How are the teams doing?
We measured a few things that should correlate to the performance of teams. This is a sensitive topic where you should tread lightly to make sure you don't push the teams in the wrong direction.
Average time to merge a pull request
We had a problem with pull requests taking forever (three days on average) to merge. Some would even just sit there for weeks. The teams complained, and we had numerous retrospectives on this topic throughout the years, but we were never able to change this significantly. It all changed when we started actually tracking this number.
Number of pull requests opened per member
This sounds a bit too micromanage-y, but if you think about it in the frame of what behavior you want to incentivize, I think it makes sense. Our main goal was always to have the teams push small chunks of work into production to help improve the metric above. The goal here was to try and get us to a cadence of one pull request per dev, per day, or more.
Bugs fixed vs found ratio
Our philosophy is that teams own the systems they develop which means they are responsible for fixing their own mess – i.e. bugs on their systems. The goal was to always have a positive ratio of fixed vs found. This is a metric where we set the balance based on business priorities. Sometimes you can afford to fix all the bugs, sometimes you can't, and our goal here was to have a positive ratio.
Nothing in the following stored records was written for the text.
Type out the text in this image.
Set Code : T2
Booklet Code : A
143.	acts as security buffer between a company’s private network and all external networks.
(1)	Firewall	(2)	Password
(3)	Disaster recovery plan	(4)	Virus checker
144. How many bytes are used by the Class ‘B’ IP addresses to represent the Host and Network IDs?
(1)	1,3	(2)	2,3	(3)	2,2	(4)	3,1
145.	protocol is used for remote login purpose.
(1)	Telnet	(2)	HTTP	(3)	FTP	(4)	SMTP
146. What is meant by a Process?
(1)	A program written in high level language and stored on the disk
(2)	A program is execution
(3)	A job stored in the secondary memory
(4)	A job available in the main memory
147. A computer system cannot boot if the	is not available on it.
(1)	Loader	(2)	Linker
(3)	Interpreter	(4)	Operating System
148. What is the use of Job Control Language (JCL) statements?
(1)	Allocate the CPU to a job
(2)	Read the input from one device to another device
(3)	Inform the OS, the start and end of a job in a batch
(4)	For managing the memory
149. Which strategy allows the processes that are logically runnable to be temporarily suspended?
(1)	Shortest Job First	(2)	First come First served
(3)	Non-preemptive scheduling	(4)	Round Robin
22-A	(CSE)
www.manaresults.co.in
We could also break these goals down by bug priority.
Work in progress per member
A standard feature of Kanban is that you have limits to the amount of work you can have in progress to ensure smooth flow, so we tried to measure that for a team.
For each person, you can calculate how many tasks they have in progress on a single day. We counted any task that was in progress or in review (code review or QA check), i.e. a task that had been started but was not merged yet.
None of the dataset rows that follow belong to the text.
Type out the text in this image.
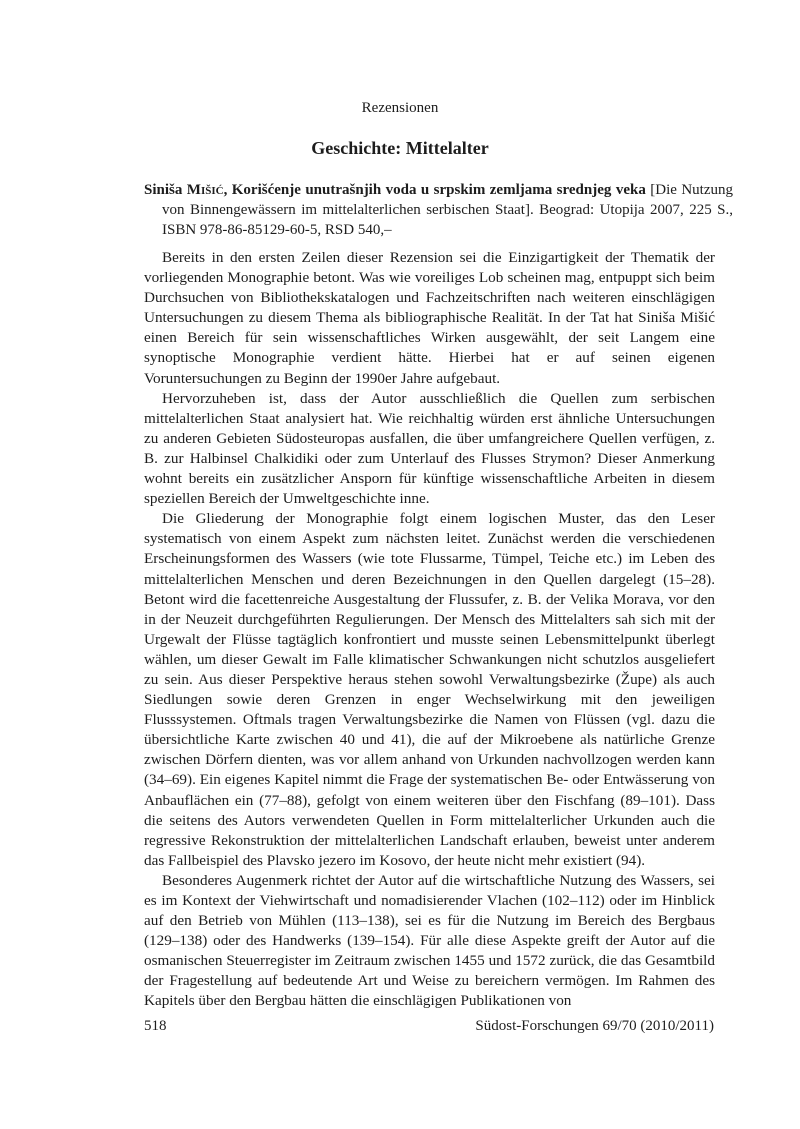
Rezensionen
Geschichte: Mittelalter
Siniša Mišić, Korišćenje unutrašnjih voda u srpskim zemljama srednjeg veka [Die Nutzung von Binnengewässern im mittelalterlichen serbischen Staat]. Beograd: Utopija 2007, 225 S., ISBN 978-86-85129-60-5, RSD 540,–

Bereits in den ersten Zeilen dieser Rezension sei die Einzigartigkeit der Thematik der vorliegenden Monographie betont. Was wie voreiliges Lob scheinen mag, entpuppt sich beim Durchsuchen von Bibliothekskatalogen und Fachzeitschriften nach weiteren einschlägigen Untersuchungen zu diesem Thema als bibliographische Realität. In der Tat hat Siniša Mišić einen Bereich für sein wissenschaftliches Wirken ausgewählt, der seit Langem eine synoptische Monographie verdient hätte. Hierbei hat er auf seinen eigenen Voruntersuchungen zu Beginn der 1990er Jahre aufgebaut.

Hervorzuheben ist, dass der Autor ausschließlich die Quellen zum serbischen mittelalterlichen Staat analysiert hat. Wie reichhaltig würden erst ähnliche Untersuchungen zu anderen Gebieten Südosteuropas ausfallen, die über umfangreichere Quellen verfügen, z. B. zur Halbinsel Chalkidiki oder zum Unterlauf des Flusses Strymon? Dieser Anmerkung wohnt bereits ein zusätzlicher Ansporn für künftige wissenschaftliche Arbeiten in diesem speziellen Bereich der Umweltgeschichte inne.

Die Gliederung der Monographie folgt einem logischen Muster, das den Leser systematisch von einem Aspekt zum nächsten leitet. Zunächst werden die verschiedenen Erscheinungsformen des Wassers (wie tote Flussarme, Tümpel, Teiche etc.) im Leben des mittelalterlichen Menschen und deren Bezeichnungen in den Quellen dargelegt (15–28). Betont wird die facettenreiche Ausgestaltung der Flussufer, z. B. der Velika Morava, vor den in der Neuzeit durchgeführten Regulierungen. Der Mensch des Mittelalters sah sich mit der Urgewalt der Flüsse tagtäglich konfrontiert und musste seinen Lebensmittelpunkt überlegt wählen, um dieser Gewalt im Falle klimatischer Schwankungen nicht schutzlos ausgeliefert zu sein. Aus dieser Perspektive heraus stehen sowohl Verwaltungsbezirke (Župe) als auch Siedlungen sowie deren Grenzen in enger Wechselwirkung mit den jeweiligen Flusssystemen. Oftmals tragen Verwaltungsbezirke die Namen von Flüssen (vgl. dazu die übersichtliche Karte zwischen 40 und 41), die auf der Mikroebene als natürliche Grenze zwischen Dörfern dienten, was vor allem anhand von Urkunden nachvollzogen werden kann (34–69). Ein eigenes Kapitel nimmt die Frage der systematischen Be- oder Entwässerung von Anbauflächen ein (77–88), gefolgt von einem weiteren über den Fischfang (89–101). Dass die seitens des Autors verwendeten Quellen in Form mittelalterlicher Urkunden auch die regressive Rekonstruktion der mittelalterlichen Landschaft erlauben, beweist unter anderem das Fallbeispiel des Plavsko jezero im Kosovo, der heute nicht mehr existiert (94).

Besonderes Augenmerk richtet der Autor auf die wirtschaftliche Nutzung des Wassers, sei es im Kontext der Viehwirtschaft und nomadisierender Vlachen (102–112) oder im Hinblick auf den Betrieb von Mühlen (113–138), sei es für die Nutzung im Bereich des Bergbaus (129–138) oder des Handwerks (139–154). Für alle diese Aspekte greift der Autor auf die osmanischen Steuerregister im Zeitraum zwischen 1455 und 1572 zurück, die das Gesamtbild der Fragestellung auf bedeutende Art und Weise zu bereichern vermögen. Im Rahmen des Kapitels über den Bergbau hätten die einschlägigen Publikationen von

518	Südost-Forschungen 69/70 (2010/2011)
Sentiment of people on the team
We used a simple weekly survey that had a few questions and one of them was, ‘From 1-5 how did you feel at work this week?’
A starting point
Team metrics are a very sensitive topic because you can promote the wrong incentives very easily, so the way I always used them was mostly just as a starting point for conversations with teams or their managers, like, ‘Hey, I noticed that your team has a lot of work in progress and your bug counts are increasing, is everything OK? Do you need any help?’
How are we doing on our goals?
Progress on Objectives and Key Results (OKRs)
We subscribed to the OKRs philosophy, so every quarter we set goals with the engineering team. These included a few top-level goals, which were then supported by goals each of the teams constructed in classic OKR style. Every week, the teams would update their progress on their OKRs and we would aggregate them.
We tracked goals separately from the operational metrics, as you can see in the images earlier on in this article.
These dashboards allowed me to see most of the things I needed at a glance, no matter where the team was located. Any number that looked odd would pop out in bright yellow or red colors in the reports (see above), allowing me to focus my attention easily and check in with the teams. It's very important to never use these metrics in any compensation discussions so everyone can try and ‘game the system’. Though on the other hand, if the metrics are set up well, ‘gaming the system’ just means the teams are doing more of the right things.
For example, there was an air of satisfaction amongst our teams when they slashed the time that tests needed to run, and our lead time number visibly dropped. It was great to see the average time to merge a pull request dropping, deployment frequency increasing week by week, and at the same time see our reliability growing. Another highlight was when the team was able to fix a customer issue in 20 minutes compared to the 20 hours it took them the first time. When the system really started working, we reached a point where we didn't even have any P0 bugs in production for six months.
When we started using these metrics, our main focus was to go from releasing every two weeks to deploying anything that had been merged to production. This allowed us to measure every step of the journey, and also gave us good opportunities and clear points of when to celebrate milestones.